Although it can get overwhelming, you can pause the combat at any time to give you space to breathe. Or, better yet, get 3 friends round for the ride. The full game is playable with up to 4 players in co-op. Yes, the overworld does drag for players 2-3 (although you can Switch leaders if you want), but it’s a welcome feature and superbly enjoyable way to play.

Do you feel lucky punk?

Graphics

Visually, Boot Hill Bounties wears inspiration on its sleeve. In the overworld, character sprites are large, big-headed, and oozing charm. The world is wonderfully realised, and will take you to all the iconic western locations. You’ll trekking through forts, saloons, forests, riding steam trains, and adventuring across a true wild west.

Earthbound was never visually the most impressive game, and the same can be said for Boot Hill Bounties. For as charming as the world is, some of the sprite work can be hit or miss. You’ll spend most of your time grinning whilst fighting mucky pigs, or laughing at a ridiculous summon of Paul Bunyan, but there’s just the odd sprite that felt like it didn’t get the same level of love.

I also felt overall the UI left a lot to be desired. Menus and fonts are low quality, and whilst it is true to the graphical style, I would’ve preferred to have seen things cleaned up a little. Menus can become cluttered when move explanations are pasted over key information. There are times in the overworld challenge notifications covered what somebody was saying, and for the wide selection of hats, weapons, and temporary stat boosts, even hours into the game I struggled to understand what most of it meant.

Now I might be missing something, but I also couldn’t find anything to track what quests you were on, or what you’ve completed. It left me in an odd position where each time I turned the game back on, I had to rack my brains to figure out what just happened, and where I was going.

What would a western be without a saloon?

Audio

Westerns have a long history of having incredible soundtracks behind them.

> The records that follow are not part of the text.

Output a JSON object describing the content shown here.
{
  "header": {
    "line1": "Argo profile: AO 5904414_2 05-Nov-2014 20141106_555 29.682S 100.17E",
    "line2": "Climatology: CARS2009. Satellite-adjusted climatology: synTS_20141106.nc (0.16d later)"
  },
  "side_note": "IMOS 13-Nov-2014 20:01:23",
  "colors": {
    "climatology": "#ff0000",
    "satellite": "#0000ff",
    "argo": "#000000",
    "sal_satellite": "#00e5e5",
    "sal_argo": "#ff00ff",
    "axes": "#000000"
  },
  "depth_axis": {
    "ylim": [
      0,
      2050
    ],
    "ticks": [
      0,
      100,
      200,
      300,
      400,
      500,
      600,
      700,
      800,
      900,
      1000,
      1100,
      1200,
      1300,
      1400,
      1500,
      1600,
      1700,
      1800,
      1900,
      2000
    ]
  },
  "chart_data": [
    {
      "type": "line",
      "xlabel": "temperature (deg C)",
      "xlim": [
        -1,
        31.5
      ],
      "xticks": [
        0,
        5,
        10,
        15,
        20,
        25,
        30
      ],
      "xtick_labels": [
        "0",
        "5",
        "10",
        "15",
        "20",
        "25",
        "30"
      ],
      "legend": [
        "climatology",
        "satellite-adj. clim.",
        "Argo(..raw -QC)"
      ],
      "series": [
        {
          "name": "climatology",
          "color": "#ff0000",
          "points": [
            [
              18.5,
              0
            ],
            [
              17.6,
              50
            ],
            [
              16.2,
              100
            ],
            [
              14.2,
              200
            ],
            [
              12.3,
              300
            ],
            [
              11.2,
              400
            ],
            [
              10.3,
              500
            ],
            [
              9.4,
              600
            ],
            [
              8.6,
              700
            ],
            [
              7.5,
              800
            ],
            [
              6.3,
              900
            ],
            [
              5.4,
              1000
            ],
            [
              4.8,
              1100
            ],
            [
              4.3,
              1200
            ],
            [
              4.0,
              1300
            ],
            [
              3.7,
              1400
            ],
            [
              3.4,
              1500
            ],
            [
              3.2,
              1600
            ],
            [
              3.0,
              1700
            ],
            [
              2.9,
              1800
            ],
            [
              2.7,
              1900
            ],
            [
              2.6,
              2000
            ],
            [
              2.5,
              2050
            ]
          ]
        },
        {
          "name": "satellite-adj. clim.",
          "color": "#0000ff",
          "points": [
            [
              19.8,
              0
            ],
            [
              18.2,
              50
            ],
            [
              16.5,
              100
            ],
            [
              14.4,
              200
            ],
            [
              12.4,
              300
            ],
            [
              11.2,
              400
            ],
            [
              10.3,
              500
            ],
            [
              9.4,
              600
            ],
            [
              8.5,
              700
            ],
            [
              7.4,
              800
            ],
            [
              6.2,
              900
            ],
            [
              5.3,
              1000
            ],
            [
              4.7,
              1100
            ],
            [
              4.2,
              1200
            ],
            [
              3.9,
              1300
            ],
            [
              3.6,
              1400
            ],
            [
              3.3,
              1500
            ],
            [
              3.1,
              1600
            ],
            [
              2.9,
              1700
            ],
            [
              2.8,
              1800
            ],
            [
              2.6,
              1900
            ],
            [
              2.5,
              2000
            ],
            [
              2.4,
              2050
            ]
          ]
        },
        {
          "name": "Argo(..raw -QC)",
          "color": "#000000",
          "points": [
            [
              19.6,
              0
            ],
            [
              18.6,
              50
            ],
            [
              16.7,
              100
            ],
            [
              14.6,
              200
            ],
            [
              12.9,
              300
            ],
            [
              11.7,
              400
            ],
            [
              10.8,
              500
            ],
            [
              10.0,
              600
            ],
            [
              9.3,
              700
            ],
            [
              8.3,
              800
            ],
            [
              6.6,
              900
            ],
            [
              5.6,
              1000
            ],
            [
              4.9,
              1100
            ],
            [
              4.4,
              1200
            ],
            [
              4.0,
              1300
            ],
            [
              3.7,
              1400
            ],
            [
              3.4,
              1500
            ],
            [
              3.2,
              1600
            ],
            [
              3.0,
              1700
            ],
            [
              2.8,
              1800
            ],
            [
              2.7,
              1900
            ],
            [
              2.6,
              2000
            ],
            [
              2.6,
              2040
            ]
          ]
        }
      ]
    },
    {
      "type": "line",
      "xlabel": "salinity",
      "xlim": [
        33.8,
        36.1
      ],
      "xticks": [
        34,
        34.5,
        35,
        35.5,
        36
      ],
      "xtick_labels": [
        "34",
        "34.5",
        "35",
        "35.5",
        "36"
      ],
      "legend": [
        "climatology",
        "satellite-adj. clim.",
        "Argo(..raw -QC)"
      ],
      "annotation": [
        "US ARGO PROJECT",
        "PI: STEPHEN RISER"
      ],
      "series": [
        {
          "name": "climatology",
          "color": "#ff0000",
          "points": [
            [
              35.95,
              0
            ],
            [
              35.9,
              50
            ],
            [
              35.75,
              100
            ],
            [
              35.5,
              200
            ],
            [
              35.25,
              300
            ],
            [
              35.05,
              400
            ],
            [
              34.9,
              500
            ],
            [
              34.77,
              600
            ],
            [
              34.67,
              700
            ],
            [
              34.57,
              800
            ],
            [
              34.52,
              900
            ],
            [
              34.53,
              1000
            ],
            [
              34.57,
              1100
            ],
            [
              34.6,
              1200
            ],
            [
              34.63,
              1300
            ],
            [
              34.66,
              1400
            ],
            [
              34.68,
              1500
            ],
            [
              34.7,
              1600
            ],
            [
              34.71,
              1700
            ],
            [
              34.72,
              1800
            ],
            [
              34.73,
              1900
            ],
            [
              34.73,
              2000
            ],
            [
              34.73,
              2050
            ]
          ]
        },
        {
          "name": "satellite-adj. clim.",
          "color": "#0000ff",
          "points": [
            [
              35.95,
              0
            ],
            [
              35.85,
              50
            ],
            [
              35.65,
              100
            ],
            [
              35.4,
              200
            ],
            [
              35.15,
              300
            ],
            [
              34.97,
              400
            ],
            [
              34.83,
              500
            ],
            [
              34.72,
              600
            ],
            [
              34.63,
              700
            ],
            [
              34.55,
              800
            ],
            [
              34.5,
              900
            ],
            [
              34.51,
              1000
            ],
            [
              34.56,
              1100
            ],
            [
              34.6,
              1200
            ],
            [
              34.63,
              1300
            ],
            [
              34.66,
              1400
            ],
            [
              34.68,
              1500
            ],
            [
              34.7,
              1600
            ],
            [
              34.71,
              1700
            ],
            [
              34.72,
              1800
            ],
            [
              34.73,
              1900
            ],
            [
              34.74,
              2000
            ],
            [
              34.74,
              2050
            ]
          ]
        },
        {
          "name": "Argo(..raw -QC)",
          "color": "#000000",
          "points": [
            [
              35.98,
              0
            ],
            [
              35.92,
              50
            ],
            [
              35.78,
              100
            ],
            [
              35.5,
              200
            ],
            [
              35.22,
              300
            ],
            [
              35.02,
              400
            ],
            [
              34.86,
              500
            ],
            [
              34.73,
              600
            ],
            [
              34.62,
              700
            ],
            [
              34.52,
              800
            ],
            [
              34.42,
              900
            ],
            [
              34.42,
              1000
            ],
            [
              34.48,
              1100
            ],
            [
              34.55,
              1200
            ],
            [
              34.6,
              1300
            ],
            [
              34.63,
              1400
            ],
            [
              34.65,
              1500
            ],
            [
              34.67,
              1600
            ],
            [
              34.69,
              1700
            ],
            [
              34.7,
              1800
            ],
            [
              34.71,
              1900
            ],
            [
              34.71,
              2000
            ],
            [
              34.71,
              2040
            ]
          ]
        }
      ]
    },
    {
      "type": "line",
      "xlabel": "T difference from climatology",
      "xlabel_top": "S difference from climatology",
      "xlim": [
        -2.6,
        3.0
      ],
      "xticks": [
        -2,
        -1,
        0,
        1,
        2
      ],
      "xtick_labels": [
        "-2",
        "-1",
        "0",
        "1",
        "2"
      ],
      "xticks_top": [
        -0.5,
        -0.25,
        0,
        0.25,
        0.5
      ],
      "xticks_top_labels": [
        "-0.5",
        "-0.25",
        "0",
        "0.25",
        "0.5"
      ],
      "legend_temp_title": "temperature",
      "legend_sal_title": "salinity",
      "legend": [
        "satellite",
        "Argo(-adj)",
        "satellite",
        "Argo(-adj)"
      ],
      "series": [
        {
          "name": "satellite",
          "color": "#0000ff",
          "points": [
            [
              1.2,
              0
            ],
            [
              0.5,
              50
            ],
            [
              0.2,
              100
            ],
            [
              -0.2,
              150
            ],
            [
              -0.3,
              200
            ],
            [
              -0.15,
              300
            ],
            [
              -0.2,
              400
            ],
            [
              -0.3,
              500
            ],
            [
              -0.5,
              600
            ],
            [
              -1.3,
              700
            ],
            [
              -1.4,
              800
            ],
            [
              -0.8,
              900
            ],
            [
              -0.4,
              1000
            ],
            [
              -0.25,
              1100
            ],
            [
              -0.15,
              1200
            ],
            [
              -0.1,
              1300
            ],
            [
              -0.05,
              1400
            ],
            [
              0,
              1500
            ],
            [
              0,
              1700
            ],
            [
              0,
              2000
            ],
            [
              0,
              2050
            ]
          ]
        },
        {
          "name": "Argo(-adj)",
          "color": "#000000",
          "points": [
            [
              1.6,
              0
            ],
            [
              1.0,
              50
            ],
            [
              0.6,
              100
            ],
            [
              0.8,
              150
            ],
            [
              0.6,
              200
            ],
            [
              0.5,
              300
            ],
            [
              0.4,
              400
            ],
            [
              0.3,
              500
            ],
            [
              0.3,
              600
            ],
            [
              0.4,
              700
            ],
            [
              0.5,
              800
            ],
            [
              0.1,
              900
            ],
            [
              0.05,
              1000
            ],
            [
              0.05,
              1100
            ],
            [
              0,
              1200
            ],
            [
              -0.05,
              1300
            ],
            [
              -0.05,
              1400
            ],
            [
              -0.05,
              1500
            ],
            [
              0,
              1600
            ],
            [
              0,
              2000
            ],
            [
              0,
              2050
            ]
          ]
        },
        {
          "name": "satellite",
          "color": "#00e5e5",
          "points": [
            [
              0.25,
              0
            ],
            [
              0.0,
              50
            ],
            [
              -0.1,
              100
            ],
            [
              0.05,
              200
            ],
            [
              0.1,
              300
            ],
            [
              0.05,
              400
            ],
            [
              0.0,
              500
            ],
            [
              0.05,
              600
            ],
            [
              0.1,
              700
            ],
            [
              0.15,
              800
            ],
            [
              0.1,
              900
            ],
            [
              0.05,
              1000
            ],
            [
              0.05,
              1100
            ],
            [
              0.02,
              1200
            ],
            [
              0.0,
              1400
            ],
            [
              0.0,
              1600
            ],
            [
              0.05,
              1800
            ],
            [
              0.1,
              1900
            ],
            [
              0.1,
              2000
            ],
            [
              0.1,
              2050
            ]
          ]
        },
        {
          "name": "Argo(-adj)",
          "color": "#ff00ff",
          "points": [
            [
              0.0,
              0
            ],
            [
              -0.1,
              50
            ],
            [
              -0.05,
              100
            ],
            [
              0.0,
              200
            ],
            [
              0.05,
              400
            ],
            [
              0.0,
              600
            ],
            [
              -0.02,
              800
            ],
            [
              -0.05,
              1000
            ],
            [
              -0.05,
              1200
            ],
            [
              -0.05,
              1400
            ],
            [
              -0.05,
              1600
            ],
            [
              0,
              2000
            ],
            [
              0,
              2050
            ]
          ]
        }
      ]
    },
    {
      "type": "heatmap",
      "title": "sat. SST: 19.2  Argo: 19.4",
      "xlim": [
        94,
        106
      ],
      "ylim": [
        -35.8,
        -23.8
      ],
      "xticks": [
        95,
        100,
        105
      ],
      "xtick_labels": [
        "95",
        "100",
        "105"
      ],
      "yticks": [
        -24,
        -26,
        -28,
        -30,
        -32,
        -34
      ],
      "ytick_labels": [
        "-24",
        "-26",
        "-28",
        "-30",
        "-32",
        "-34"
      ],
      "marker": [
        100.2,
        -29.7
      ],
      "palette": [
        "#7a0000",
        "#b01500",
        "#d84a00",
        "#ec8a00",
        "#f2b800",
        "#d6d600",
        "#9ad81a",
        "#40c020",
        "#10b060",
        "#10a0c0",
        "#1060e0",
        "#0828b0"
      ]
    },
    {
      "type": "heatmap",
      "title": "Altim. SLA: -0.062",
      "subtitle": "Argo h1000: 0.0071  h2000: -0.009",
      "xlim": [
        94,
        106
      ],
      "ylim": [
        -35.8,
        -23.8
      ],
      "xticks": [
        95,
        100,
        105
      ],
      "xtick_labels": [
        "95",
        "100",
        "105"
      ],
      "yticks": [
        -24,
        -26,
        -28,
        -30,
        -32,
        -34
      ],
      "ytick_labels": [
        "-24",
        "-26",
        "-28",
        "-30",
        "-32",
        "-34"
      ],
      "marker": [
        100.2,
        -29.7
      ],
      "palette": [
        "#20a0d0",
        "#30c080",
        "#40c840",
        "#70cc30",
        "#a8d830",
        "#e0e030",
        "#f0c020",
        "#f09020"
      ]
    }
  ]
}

From the films, we have classics like ‘The Ecstasy of Gold’, and in gaming, Red Dead Redemption 2 brought us one of the most epic soundtracks to date.

Now Boot Hill Bounties hasn’t tried to match those with some incredible orchestration, but what it does is continue with the retro theming, creating a soundtrack that feels like it’s coming right from a SNES cart. The tunes might not stick in your head for hours, but they suit the game and accompany the story perfectly.

In battle, whips cracks, guns blast, and gophers squeak as expected. It’s not the most dazzling audio experience, and whilst you might not need to hear this through your best cans, you certainly don’t need to put anything else on instead.

Everything you want from a Western is here.

Longevity

For a game that costs £12.19, Boot Hill Bounties offers a lot of content. The main story will take you over 20 hours to complete. But there’s plenty of side quests, and collectables to boot. Whilst I haven’t gone for a 100% run, should you want to, you can expect to sink plenty more hours in.

Co-op also adds to the experience, and it’s something you’ll want to try with a few friends more than once. Plus, thanks to the open-ended mission structure, you can tackle bounties in any order you choose.

MVP goes to rusty the good boy.

Conclusion

Boot Hill Bounties could be a great game, it’s just unfortunately held back by some rough edges. The cluttered UI hampered my enjoyment at times, and often I found myself unclear on where I was going. However, the enjoyable combat and undeniable charm of Boot Hill Bounties is a pleasure to experience. It sure means there’s gold in them hills.

Well, not quite gold sorry! I award Boot Hill Bounties a Thumb Culture Silver award!

Disclaimer: A code was received in order to write this review.